Claudia, figlia dell’anarchico Pinelli, a Carpi: «Chi sa la verità non la nasconda»
Cinquant’anni dopo la strage di piazza Fontana nessun responsabile: l'argomento al centro di un incontro organizzato dal circolo Arci "Menotti"
CARPI. «C’è chi sa cos’è successo dopo il fermo, illegale di mio padre, in privazione di cibo e sonno: dopo 50 anni certe omertà dovrebbero cadere in una democrazia compiuta. E non solo per la nostra famiglia, ma per tutti. L’esistenza di un muro da scalfire, di fronte a richieste “normali” come quella di sapere la verità, è una sconfitta della democrazia». Parola di Claudia Pinelli, figlia di Giuseppe, anarchico, partigiano e ferroviere, morto precipitando da una finestra della Questura di Milano, tra il 15 e il 16 dicembre 1969, dov’era trattenuto, oltre le 48 ore del fermo, per accertamenti dopo la strage di piazza Fontana. Oggi, 19 gennaio, Claudia è stata, all'Arci Arcobaleno, via Giliberti a Santa Croce, protagonista di un incontro organizzato dal circolo Arci "Menotti".
«Grazie alla desecretazione degli atti e alla possibilità di accedere agli archivi molte cose sono emerse, anche in merito alla presenza di servizi segreti in Questura a Milano quella notte. Ci sono voluti oltre 40 anni perché ottenessimo il primo riconoscimento da parte del presidente Napolitano. E per il 50esimo sono arrivate altre attestazioni, un piccolo passaggio verso la verità che aspettiamo. Quello che ha portato avanti la mia famiglia, mia madre Licia in primis, è stato fatto per tutti. Siamo stati, in questi anni, una piccola goccia d’acqua resistente, senza rabbia, né desiderio di vendetta».

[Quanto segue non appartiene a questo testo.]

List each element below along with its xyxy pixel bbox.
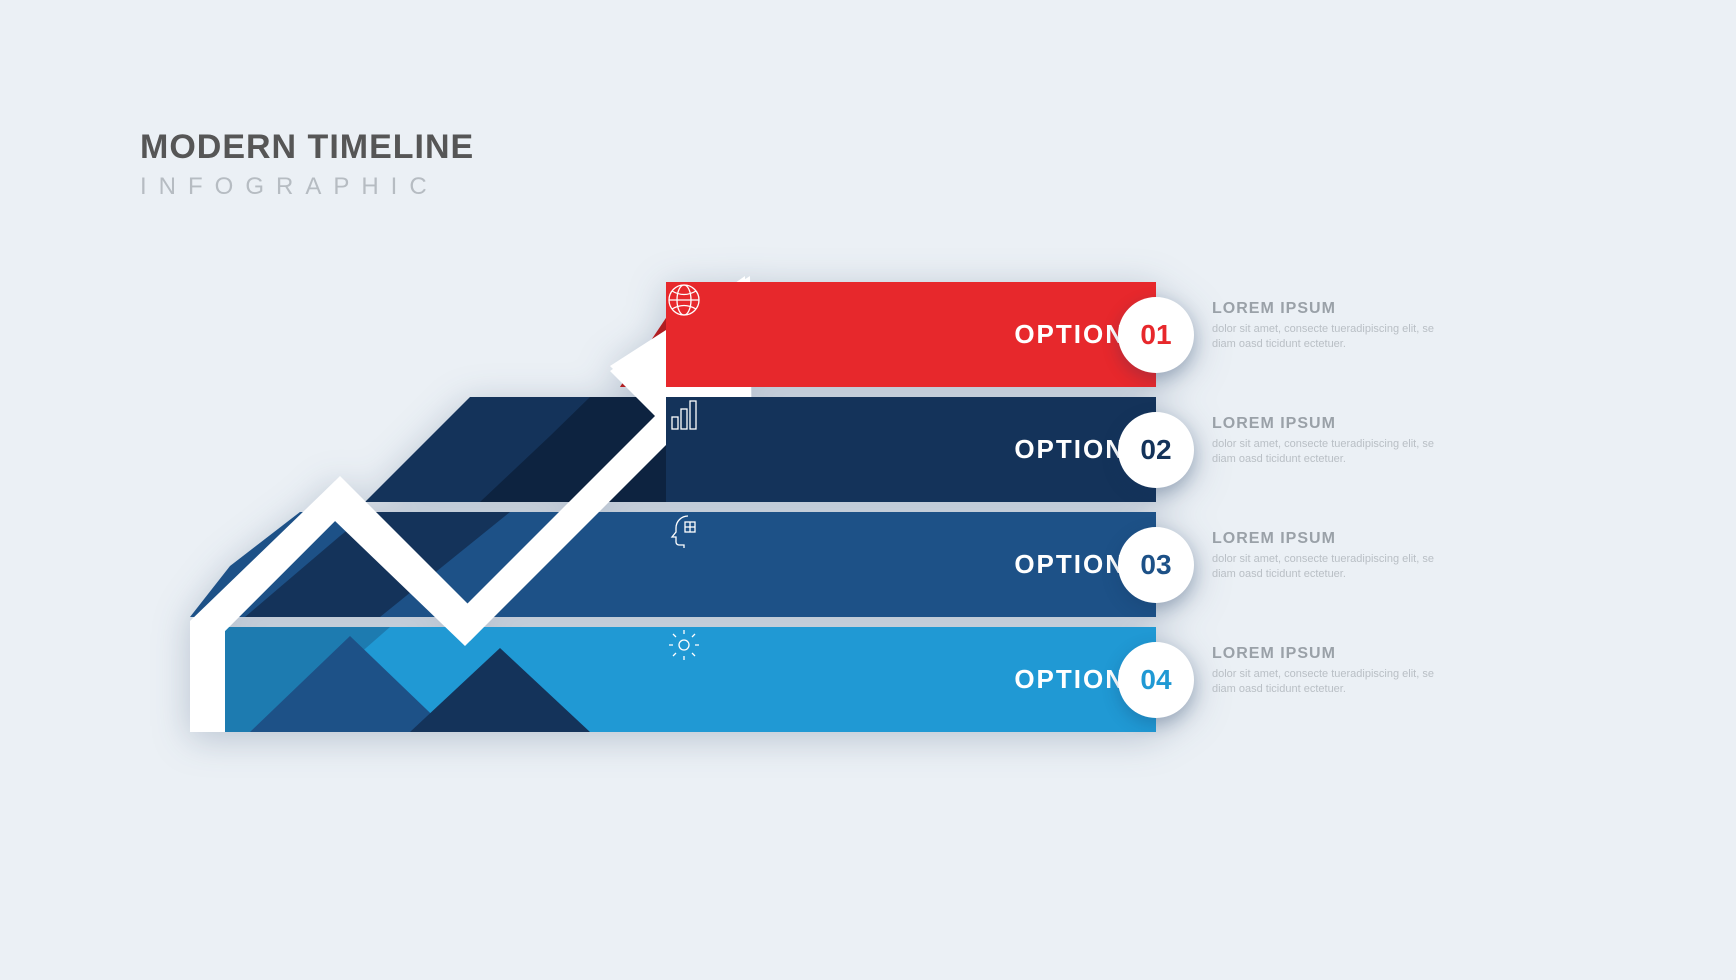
option-number-badge: 02 (1118, 412, 1194, 488)
option-bar-1: OPTION 01 (666, 282, 1156, 387)
desc-body: dolor sit amet, consecte tueradipiscing … (1212, 552, 1442, 582)
option-bars: OPTION 01 OPTION 02 OPTION 03 OPTION 04 (666, 282, 1156, 742)
option-label: OPTION (1014, 434, 1126, 465)
desc-title: LOREM IPSUM (1212, 530, 1532, 548)
page-subtitle: INFOGRAPHIC (140, 173, 474, 201)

«Sulla strage di piazza Fontana misteri ce ne sono pochi - continua Claudia Pinelli - I giudici hanno deciso che non c’erano prove per attribuire responsabilità. Ma la matrice è chiara e documentata. Gli storici si basano sulle sentenze che non divergono mai, ma non individuano responsabili. Io non posso dire cos’è avvenuto in quella stanza e i presenti hanno fornito versioni concordate. L’unica sentenza del giudice D’Ambrosio parla di “malore attivo”. Comporta che tutti abbiano mentito, ma non sia successo nulla». Ma c’ è spazio anche per il ricordo tenero della figlia. «Mio padre era estroverso, comunicativo, sempre entusiasta. Nel 1969, dopo lo sbarco sulla luna, costruì un telescopio con due lenti con cui ci faceva vedere la luna. io non capivo cosa ci fosse di bello in quell’oggetto pieno di fori. Quando i nostri genitori venivano a prendere a scuola me e mia sorella Silvia, con papà si andava alle giostre e a prendere il gelato. Con mamma si tornava a casa». E una certezza: «Non intendo impegnarmi politicamente, non voglio speculare su mio padre». —
S.A.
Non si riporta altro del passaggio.